Matthew Moulton and Dr. Michael Whiting, Department of Biology
Introduction
DNA barcoding is a method of species identification based on sequencing a short mitochondrial DNA fragment of Cytochrome Oxidase I (COI). A database of over 500,000 of these COI fragments, known as “barcodes,” has been established for nearly 38,000 species and is currently being used to help rapidly assign individuals to known species and highlight potential new species. However, the ability for DNA barcoding to correctly diagnose species is limited by the presence of nuclear mitochondrial pseudogenes (numts). Numts can be co-amplified with the mitochondrial ortholog when using universal primers, which can lead to incorrect species identification and an overestimation of the number of species. Some researchers have proposed that using more specific primers may help eliminate numt co-amplification, but the efficacy of this method has not been thoroughly tested.
Objectives
The purpose of this study was to address the following questions: What is the effect of using more specific primers on eliminating numt co-amplification in DNA barcoding?

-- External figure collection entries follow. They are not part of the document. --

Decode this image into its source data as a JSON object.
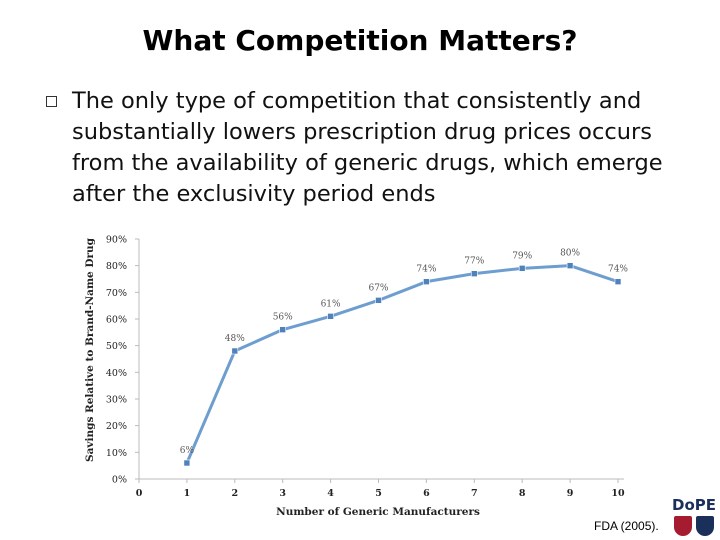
{
  "slide": {
    "title": "What Competition Matters?",
    "bullet": "The only type of competition that consistently and substantially lowers prescription drug prices occurs from the availability of generic drugs, which emerge after the exclusivity period ends",
    "source": "FDA (2005).",
    "logo_text": "DoPE"
  },
  "chart_data": {
    "type": "line",
    "title": "",
    "xlabel": "Number of Generic Manufacturers",
    "ylabel": "Savings Relative to Brand-Name Drug",
    "x": [
      1,
      2,
      3,
      4,
      5,
      6,
      7,
      8,
      9,
      10
    ],
    "values": [
      6,
      48,
      56,
      61,
      67,
      74,
      77,
      79,
      80,
      74
    ],
    "data_labels": [
      "6%",
      "48%",
      "56%",
      "61%",
      "67%",
      "74%",
      "77%",
      "79%",
      "80%",
      "74%"
    ],
    "xticks": [
      "0",
      "1",
      "2",
      "3",
      "4",
      "5",
      "6",
      "7",
      "8",
      "9",
      "10"
    ],
    "yticks": [
      "0%",
      "10%",
      "20%",
      "30%",
      "40%",
      "50%",
      "60%",
      "70%",
      "80%",
      "90%"
    ],
    "xlim": [
      0,
      10
    ],
    "ylim": [
      0,
      90
    ],
    "line_color": "#6d9ecf",
    "marker_color": "#4f81bd",
    "label_color": "#555555",
    "grid": false
  }
}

To what extent do primers of differing specificity amplify different types of numts? To what degree can quality control measures correctly identify and remove numts before barcoding analyses? To what extent are numts present within Orthoptera? We discuss the results of our findings in relation to these questions and the implications our results may have on DNA barcoding.
Materials and Methods
Taxon sampling
We selected 11 taxa from Orthoptera for use in studying the extent to which COI numts are present within Orthoptera. This sampling represents 11 lineages from both Ensifera and Caelifera whose complete mitochondrial genomes have been partially or completely sequenced. DNA from representatives of the 11 lineages was extracted and voucher specimens were deposited in the Insect Genomics Collection at Brigham Young University. Four polyneopteran taxa were selected as outgroups for phylogenetic analyses.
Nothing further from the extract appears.